Das Erwerbslosenbündnis „Krach schlagen statt Kohldampf
schieben“ ruft auf zur Demonstration in Berlin „Wir haben
es satt!“ am 22. 1. 2011, 12 Uhr, Hauptbahnhof
Wir
schlagen Euch vor, zusammen am 22. 01. in Berlin zu demonstrieren.
Dort demonstrieren unter dem Motto ?Wir haben es satt? Landwirte,
Umweltschützer und Verbraucher gegen Agrarindustrie,
Dumping-Exporte und Massentierhaltung. Zahlreiche Verbände rufen
dazu auf. Wir wollen diesen Protest unterstützen und ergänzen,
was notwendig zu ergänzen ist: unsere Forderung ?Mindestens 80
Euro mehr für Ernährung?. Wir wollen dort in einem großen
Erwerbslosenblock Krach schlagen, Flugblätter verteilen,
darstellen und diskutieren, was das Gemeinsame ist in den Interessen
von Erwerbslosen, Beschäftigten, Landwirten, Umweltschützern
und Gentechnikkritikern und mit allen anderen streiten für eine
bessere Welt, faire Einkommen und fairen Handel.
Mit unserer
Beteiligung an dieser Demo könnten wir bereits während der
Mobilisierung in die Auseinandersetzung um die neuen Regelsätze
mit einer weiteren Facette in unserem Sinne eingreifen und einen
praktischen Beitrag für das Wachsen eines breiten
gesellschaftlichen Bündnisses für eine bessere, faire Welt
leisten.
Wir wissen, dass es den aktuellen politischen Streit um
Hartz IV nicht gegeben hätte ohne unsere politischen Aktionen
und Kritik an unzureichenden Regelsätzen, Mangelernährung,
fehlenden Ausbildungs- und Teilhabekosten von Kindern, fehlenden
Leistungen für Sonderbedarfe, und auch nicht ohne unseren
rechtlichen Widerstand, den einige tapfere Alg-II-Beziehende bis vor
das Bundesverfassungsgericht getrieben haben.
Was wir auch wissen
ist, dass wir Erwerbslose und unsere Zusammenschlüsse weiter
gefordert sind, Druck aufzubauen. Die aktuelle Verarmungspolitik ist
glaubhaft kaum mehr zu rechtfertigen. Das haben wir zusammen am 10.

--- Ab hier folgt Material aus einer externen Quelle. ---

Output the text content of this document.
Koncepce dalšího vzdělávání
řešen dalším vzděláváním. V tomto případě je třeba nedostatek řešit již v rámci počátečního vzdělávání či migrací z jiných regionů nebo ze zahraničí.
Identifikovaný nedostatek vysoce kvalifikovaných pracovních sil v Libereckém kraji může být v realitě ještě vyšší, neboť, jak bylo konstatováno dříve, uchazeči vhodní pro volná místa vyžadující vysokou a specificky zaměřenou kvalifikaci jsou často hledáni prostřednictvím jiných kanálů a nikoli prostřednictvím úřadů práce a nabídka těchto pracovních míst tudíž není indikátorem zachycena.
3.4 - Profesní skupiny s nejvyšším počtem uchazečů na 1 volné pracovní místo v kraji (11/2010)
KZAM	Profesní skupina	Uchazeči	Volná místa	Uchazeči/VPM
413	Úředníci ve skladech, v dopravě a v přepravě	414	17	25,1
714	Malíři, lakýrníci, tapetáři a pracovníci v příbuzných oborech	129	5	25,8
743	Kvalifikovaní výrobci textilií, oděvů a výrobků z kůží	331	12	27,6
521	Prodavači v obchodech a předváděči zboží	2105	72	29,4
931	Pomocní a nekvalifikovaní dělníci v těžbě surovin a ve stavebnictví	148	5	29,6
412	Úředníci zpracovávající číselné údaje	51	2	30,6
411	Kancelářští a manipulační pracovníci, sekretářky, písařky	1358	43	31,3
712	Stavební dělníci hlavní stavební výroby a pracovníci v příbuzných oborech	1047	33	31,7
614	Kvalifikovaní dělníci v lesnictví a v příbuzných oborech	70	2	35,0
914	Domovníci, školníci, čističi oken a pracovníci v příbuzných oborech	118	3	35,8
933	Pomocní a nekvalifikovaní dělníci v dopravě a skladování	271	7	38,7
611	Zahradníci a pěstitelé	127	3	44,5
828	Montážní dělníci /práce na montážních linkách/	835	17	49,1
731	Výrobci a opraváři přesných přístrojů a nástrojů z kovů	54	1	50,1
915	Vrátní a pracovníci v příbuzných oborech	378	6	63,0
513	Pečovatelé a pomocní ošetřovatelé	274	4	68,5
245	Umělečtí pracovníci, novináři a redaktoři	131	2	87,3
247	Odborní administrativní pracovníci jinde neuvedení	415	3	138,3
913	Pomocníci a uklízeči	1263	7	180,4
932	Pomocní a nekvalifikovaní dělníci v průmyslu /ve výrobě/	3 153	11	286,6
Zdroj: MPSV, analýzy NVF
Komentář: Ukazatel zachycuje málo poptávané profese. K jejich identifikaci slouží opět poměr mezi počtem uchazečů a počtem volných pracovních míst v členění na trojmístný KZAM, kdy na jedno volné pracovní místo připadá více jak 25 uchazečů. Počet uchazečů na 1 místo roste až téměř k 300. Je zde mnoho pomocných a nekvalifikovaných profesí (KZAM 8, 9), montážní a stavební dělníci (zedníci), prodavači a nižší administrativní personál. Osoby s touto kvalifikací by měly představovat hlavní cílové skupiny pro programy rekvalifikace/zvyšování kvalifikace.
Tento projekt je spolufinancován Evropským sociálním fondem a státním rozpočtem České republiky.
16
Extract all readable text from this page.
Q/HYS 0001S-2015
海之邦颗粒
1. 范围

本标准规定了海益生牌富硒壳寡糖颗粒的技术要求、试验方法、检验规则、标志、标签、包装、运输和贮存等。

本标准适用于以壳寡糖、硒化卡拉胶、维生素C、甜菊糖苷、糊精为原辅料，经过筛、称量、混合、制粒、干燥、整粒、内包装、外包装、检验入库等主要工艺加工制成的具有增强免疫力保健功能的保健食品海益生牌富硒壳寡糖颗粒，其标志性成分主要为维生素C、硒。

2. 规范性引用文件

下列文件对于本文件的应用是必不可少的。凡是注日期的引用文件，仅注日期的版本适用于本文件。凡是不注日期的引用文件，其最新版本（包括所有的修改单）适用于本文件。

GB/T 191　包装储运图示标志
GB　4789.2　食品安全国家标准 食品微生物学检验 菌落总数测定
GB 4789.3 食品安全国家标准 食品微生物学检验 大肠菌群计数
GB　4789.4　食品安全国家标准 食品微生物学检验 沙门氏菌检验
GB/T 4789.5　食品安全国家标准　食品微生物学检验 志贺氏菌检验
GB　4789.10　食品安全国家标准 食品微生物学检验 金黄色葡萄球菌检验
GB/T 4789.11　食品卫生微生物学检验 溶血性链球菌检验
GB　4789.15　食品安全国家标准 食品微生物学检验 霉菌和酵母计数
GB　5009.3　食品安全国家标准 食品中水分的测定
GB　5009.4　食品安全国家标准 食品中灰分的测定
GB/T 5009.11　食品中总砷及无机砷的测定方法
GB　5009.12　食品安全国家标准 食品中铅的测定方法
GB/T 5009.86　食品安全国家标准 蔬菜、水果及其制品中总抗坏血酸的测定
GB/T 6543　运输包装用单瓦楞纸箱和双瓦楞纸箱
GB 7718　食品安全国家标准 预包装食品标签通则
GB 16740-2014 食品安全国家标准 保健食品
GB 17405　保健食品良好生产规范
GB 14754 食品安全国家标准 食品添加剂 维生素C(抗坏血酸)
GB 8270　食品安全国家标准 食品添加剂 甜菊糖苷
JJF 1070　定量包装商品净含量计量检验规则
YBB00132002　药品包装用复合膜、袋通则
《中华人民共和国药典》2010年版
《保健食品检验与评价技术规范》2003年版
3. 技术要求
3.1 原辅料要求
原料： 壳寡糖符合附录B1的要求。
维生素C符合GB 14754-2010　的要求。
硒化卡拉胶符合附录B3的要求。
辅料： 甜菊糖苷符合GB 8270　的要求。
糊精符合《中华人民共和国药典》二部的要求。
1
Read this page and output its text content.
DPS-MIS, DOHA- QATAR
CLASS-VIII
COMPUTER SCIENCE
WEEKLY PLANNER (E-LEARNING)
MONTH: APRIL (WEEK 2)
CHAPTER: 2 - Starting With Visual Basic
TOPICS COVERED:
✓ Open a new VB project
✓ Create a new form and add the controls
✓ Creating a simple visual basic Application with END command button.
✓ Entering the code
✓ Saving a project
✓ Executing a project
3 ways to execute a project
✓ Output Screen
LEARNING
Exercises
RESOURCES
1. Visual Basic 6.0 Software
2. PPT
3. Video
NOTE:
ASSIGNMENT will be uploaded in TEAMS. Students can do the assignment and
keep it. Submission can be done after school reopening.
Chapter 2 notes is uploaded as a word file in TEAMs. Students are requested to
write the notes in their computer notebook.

10. 2010 in Oldenburg eindrucksvoll demonstriert und ein Glanzlicht
in den „heißen Herbst gegen Sozialabbau“ gesetzt.
„Zu
wenig Hartz IV ist schlecht für alle“, war eine unserer
wichtigsten Losungen. Wir forderten nicht nur mindestens 80 Euro
zusätzlich zur Regelleistung allein schon für Lebensmittel.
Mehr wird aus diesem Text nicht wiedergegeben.